While acknowledging “some near-term headwinds,” Desjardins Securities analyst Chris Li sees Pet Valu Holdings Ltd. as “a highly compelling long-term growth story,” initiating coverage with a “buy” recommendation on Thursday.
“Despite transitory headwinds from macro challenges and higher lease expenses from new DCs, we believe PET is well-positioned to achieve low-double-digit EPS growth over the longer term, supported by attractive mid-single-digit industry growth, new store openings and market share gains,” he said. “We believe valuation is supported by strong ROIC and FCF conversion in FY25 as capex normalizes, supporting an increase in capital returns.”
Mr. Li called the Markham, Ont.-based company “a compelling investment” beyond “attractive and resilient industry growth (humanization and premiumization trends).” That includes “loyalty program/data analytics, proprietary brands and an experienced management team.

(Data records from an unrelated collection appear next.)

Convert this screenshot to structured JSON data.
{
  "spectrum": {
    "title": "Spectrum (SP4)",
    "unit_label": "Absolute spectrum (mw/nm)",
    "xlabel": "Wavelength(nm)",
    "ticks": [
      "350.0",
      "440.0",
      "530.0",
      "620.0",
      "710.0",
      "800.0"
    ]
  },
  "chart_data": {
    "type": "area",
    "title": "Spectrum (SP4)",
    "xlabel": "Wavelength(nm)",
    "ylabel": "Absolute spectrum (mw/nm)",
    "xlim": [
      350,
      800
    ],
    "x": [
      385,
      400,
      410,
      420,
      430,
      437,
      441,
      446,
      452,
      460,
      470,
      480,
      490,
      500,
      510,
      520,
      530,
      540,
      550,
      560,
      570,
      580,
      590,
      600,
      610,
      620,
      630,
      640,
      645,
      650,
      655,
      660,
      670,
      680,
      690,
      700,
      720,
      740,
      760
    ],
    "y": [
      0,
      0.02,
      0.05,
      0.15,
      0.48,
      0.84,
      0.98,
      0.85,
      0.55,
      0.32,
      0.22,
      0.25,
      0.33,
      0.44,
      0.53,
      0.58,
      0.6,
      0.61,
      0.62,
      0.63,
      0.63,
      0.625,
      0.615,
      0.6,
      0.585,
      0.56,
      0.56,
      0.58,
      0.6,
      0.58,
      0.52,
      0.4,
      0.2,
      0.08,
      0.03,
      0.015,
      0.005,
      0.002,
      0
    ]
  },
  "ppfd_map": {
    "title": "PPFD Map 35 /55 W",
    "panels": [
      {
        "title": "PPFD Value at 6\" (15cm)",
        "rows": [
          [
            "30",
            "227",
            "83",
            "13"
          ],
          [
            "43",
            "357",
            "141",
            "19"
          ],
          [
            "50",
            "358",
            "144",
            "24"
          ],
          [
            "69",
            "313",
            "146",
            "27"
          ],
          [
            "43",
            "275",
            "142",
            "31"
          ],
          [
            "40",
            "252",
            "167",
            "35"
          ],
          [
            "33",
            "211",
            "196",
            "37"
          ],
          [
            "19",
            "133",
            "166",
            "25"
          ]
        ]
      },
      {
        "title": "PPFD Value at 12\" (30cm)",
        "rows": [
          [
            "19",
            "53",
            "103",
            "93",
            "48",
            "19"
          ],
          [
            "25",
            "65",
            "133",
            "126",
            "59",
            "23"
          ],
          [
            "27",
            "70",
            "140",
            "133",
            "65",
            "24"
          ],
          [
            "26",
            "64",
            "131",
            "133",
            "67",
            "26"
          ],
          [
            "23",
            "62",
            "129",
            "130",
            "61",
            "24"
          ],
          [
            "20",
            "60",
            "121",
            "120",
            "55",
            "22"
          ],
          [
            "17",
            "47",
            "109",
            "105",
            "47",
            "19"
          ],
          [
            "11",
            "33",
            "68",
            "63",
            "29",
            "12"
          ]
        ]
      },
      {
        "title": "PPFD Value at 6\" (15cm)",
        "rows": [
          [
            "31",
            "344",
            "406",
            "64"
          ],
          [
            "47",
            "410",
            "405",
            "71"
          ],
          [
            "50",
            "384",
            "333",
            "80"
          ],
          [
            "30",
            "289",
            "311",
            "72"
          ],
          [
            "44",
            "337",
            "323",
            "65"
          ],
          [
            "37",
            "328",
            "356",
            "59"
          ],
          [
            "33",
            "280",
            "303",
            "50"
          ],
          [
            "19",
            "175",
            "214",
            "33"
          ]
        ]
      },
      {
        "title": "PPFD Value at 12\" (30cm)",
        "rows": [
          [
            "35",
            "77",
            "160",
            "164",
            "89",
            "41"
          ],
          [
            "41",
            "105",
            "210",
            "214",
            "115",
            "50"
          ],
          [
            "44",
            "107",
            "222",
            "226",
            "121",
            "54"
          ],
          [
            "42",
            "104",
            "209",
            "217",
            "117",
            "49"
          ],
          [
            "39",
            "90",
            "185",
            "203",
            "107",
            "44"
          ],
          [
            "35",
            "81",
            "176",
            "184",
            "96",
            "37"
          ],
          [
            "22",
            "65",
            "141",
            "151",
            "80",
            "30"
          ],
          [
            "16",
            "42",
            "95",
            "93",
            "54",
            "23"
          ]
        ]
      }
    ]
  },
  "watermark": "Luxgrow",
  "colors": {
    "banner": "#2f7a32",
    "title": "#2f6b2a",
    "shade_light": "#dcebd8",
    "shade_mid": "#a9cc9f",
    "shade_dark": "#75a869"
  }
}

“Key share price catalysts include acceleration in EPS growth (14 per cent in fiscal 2025 vs 4 per cent in FY24), strong FCF conversion in FY25 as capex normalizes following heavy investments in supply chain infrastructure to support rapid growth and the initiation of share buybacks,” he said. “The two biggest risks are a prolonged downturn and new entrant competition. Stress testing our SSSG [same-store sales growth] and margin assumptions, we derive FY24–25 EPS that are 5–8 per cent below our base case, implying a downside valuation of $28.”
He expects its fourth-quarter 2023 results, scheduled to be released on March 5, to fall in line with the Street’s expectations and “reflect a continuation of the trends from 3Q,” including slowing same-store sales growth due to a tough consumer backdrop impacting discretionary hardlines.
Mr. Li set a target of $38 per share, exceeding the average on the Street by 71 cents.